Il Presidente Berlusconi, questa estate, si è irresponsabilmente intrattenuto nella dimostrazione di un teorema pericoloso ed inquietante, secondo cui il problema della Regione Campania non è la Camorra ma Saviano che l’ha resa famosa. Se questo metodo di analisi e di sintesi fosse esportato nel campo della medicina dovremmo concludere che non è il cancro ad essere una malattia mortale per l’uomo, ma quel fetente di medico che lo ha individuato e tutti quei delinquenti di untori che si sono impegnati nel ricercarne una cura.

Questa nuova corrente filosofica-politica-culturale sta conquistando adepti ovunque. Anche in Calabria.
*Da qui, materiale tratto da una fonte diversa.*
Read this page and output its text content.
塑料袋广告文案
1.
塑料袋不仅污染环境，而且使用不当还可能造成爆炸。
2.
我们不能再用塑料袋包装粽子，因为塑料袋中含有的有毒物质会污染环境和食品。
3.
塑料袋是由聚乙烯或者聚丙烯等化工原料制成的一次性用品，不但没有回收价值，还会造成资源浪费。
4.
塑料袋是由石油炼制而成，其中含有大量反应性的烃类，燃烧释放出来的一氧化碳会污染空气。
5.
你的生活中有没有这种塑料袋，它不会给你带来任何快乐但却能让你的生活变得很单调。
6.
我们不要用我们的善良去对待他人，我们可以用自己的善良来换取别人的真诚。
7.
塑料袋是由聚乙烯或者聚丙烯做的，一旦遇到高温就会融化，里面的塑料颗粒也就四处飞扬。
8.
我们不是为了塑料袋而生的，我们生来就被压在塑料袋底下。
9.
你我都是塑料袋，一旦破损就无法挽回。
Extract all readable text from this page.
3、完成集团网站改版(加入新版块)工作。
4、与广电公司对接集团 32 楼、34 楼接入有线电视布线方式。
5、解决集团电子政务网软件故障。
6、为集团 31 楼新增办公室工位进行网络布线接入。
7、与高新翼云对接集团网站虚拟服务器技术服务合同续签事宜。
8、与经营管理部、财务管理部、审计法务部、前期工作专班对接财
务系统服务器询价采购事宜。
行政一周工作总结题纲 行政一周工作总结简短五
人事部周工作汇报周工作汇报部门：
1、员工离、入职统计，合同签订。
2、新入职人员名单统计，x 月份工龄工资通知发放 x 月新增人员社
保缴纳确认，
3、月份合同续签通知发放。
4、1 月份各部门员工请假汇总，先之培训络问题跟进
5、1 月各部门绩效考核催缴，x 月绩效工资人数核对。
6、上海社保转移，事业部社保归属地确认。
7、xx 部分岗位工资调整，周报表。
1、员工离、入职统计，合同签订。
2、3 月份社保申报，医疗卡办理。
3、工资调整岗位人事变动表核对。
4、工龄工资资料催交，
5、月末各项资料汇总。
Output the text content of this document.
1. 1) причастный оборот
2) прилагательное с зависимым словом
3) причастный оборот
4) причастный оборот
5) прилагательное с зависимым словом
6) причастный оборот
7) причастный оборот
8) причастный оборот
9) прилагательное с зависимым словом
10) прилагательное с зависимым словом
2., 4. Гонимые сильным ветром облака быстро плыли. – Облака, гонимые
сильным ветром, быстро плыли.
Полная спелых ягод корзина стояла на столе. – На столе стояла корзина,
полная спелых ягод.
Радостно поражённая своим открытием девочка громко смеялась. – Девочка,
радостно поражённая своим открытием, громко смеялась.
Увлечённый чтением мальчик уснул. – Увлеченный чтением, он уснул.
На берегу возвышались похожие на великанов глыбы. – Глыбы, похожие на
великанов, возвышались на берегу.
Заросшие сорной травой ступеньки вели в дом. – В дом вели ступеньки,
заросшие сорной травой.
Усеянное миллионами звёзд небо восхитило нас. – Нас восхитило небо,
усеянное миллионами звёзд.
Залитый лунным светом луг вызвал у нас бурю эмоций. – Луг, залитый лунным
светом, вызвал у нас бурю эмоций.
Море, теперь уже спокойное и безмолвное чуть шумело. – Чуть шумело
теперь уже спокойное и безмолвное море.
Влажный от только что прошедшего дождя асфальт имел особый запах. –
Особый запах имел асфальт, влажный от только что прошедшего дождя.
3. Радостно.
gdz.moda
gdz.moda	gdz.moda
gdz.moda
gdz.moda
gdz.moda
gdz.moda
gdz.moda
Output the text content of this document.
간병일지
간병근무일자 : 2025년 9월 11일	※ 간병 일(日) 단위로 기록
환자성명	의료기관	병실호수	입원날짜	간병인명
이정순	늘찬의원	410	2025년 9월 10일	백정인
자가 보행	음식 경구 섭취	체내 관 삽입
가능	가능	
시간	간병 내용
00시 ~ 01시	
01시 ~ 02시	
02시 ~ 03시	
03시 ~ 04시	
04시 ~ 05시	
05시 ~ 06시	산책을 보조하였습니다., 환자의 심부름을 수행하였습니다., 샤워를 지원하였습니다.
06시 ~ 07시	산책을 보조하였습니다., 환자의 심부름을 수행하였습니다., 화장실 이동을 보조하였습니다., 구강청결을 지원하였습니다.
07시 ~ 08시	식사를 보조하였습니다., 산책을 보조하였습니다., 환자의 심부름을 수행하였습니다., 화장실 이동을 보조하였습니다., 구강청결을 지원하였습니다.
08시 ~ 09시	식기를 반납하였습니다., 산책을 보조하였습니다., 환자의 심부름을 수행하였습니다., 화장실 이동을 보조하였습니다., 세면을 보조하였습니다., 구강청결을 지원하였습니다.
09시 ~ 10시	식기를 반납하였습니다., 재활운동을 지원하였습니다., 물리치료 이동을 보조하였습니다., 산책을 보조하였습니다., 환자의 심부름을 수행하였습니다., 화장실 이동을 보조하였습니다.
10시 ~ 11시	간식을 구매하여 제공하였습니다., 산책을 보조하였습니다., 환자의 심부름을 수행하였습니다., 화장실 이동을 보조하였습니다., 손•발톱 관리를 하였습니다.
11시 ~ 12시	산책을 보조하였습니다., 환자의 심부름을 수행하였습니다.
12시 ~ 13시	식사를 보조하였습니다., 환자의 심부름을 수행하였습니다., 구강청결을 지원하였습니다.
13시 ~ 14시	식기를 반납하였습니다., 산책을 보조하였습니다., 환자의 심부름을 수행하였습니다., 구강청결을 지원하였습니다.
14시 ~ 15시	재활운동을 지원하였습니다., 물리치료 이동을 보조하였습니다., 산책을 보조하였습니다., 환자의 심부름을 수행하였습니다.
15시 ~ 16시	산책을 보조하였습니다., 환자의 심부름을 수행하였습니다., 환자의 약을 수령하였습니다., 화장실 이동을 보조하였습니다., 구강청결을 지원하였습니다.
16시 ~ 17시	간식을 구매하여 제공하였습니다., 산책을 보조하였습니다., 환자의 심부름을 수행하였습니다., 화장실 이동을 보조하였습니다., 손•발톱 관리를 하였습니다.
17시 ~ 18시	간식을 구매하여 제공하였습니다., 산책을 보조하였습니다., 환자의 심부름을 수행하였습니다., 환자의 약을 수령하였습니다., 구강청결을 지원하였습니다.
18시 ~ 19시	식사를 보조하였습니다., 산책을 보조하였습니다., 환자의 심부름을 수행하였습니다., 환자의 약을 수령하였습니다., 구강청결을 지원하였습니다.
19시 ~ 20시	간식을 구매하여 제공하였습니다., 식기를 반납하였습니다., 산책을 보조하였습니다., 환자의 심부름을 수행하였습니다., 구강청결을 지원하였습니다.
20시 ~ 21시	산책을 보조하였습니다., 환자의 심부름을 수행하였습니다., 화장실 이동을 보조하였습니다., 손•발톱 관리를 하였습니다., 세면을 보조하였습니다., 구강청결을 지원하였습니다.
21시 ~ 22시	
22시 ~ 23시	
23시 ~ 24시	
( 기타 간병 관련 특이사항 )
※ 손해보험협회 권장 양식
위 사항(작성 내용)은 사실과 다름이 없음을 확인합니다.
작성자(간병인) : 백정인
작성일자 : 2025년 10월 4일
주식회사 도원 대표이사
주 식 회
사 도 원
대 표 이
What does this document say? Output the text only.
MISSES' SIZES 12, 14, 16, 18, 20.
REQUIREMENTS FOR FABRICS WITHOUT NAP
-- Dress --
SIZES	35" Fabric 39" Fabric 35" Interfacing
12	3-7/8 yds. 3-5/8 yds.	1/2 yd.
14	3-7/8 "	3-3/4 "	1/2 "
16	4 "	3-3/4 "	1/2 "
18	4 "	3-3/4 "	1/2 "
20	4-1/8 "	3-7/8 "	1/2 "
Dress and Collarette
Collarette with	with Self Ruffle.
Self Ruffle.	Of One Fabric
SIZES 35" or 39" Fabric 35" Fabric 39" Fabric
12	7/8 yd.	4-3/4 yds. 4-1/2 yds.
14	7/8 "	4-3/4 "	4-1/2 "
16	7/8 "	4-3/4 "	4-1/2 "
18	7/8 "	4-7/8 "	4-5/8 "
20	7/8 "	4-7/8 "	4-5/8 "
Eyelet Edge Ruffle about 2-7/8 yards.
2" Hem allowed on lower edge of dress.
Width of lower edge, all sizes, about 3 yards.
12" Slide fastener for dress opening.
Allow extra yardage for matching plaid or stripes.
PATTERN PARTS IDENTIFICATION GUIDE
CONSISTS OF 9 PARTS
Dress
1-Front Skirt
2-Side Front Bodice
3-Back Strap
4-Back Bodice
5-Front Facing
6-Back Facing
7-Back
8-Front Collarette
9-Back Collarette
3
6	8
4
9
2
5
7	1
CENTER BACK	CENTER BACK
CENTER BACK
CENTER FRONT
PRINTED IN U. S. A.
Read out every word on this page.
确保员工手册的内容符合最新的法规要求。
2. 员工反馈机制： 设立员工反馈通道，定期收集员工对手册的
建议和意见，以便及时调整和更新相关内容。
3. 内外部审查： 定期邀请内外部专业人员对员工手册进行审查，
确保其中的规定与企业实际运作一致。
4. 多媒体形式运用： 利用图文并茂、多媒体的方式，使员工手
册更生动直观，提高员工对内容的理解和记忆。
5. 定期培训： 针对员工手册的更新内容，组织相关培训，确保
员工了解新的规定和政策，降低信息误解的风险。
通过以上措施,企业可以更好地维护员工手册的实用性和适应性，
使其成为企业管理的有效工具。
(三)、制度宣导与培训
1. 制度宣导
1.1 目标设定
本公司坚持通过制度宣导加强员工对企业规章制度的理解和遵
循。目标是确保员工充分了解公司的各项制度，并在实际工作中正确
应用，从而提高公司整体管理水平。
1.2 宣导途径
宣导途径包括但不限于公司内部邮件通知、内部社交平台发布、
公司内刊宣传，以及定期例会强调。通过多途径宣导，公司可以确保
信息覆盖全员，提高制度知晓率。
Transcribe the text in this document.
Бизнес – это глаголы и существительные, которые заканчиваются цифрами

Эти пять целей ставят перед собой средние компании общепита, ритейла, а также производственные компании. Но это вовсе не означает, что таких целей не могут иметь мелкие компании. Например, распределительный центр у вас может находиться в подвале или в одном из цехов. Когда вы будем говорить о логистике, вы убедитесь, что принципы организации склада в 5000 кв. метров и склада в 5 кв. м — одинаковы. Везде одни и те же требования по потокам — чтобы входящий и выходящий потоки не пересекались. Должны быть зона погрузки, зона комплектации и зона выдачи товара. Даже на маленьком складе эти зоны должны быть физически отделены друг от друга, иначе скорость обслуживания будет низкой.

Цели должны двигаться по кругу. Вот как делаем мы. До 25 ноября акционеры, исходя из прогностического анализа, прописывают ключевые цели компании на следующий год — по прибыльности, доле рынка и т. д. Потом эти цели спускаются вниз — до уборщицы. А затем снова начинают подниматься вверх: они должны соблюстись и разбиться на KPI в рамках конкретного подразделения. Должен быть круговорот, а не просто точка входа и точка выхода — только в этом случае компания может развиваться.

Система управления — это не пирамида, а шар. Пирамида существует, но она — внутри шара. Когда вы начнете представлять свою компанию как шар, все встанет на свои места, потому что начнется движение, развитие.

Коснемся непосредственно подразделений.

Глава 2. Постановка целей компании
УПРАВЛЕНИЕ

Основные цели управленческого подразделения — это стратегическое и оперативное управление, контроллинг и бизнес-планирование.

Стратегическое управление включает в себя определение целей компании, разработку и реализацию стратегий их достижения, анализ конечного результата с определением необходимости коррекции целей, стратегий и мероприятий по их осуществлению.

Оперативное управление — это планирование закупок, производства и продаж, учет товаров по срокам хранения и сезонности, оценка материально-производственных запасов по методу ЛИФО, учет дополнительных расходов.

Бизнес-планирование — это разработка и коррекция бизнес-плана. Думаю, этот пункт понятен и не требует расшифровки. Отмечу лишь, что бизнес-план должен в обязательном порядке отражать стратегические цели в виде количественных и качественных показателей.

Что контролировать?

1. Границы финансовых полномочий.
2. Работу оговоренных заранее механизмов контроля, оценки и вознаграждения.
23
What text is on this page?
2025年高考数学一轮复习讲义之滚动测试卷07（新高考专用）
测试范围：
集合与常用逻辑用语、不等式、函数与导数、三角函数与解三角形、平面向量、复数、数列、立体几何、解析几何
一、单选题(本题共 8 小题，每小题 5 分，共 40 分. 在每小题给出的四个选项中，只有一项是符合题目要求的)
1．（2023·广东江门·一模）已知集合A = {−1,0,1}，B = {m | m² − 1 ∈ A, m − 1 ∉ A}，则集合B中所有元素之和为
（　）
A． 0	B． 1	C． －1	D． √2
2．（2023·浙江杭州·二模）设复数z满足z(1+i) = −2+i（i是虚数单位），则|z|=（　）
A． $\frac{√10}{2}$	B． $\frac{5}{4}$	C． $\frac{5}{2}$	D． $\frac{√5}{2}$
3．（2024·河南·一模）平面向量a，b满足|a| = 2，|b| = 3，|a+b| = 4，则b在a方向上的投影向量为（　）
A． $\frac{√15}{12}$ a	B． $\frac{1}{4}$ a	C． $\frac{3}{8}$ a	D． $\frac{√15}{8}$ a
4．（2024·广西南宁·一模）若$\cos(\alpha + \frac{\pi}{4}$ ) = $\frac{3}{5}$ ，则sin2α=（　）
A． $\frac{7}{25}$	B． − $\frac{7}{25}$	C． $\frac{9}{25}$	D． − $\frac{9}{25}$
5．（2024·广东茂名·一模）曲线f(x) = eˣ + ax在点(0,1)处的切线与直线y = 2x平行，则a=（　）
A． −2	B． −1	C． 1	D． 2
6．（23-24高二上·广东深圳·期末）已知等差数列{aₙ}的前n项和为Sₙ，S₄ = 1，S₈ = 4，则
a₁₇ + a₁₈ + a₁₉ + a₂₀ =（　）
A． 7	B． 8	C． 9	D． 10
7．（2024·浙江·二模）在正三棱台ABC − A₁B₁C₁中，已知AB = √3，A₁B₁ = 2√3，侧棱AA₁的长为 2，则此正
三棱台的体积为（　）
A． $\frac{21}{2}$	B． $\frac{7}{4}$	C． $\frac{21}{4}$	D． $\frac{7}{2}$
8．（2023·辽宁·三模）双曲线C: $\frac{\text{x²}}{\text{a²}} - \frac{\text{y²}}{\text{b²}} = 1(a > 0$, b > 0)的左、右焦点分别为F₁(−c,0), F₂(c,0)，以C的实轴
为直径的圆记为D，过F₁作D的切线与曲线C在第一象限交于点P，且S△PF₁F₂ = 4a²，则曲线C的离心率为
E da qualche mese in Calabria, complice il caldo agostano e un ritrovato orgoglio regionale, imperversa un’orda di “pensatori a ruota libera” che, tra le altre cose, considera spregevole l’attenzione di Saviano verso la Calabria in quanto, sempre a giudizio dell’orda, rappresenta solo un’operazione di marketing editoriale dell’autore di Gomorra interessato a costruire, alle spalle della Calabria e dei calabresi onesti, un nuovo best seller. Anche a giudizio di questi nuovi PR della buona calabresità, infatti, il nostro problema non è la ndrangheta, ma chi ne parla. E se quest’ultimo dovesse essere un “non calabrese”, come Saviano che è notoriamente un cittadino della Campania, è responsabile di un complotto, di un sabotaggio, di un vilipendio nei confronti di quella Calabria sana e produttiva, che pur esiste.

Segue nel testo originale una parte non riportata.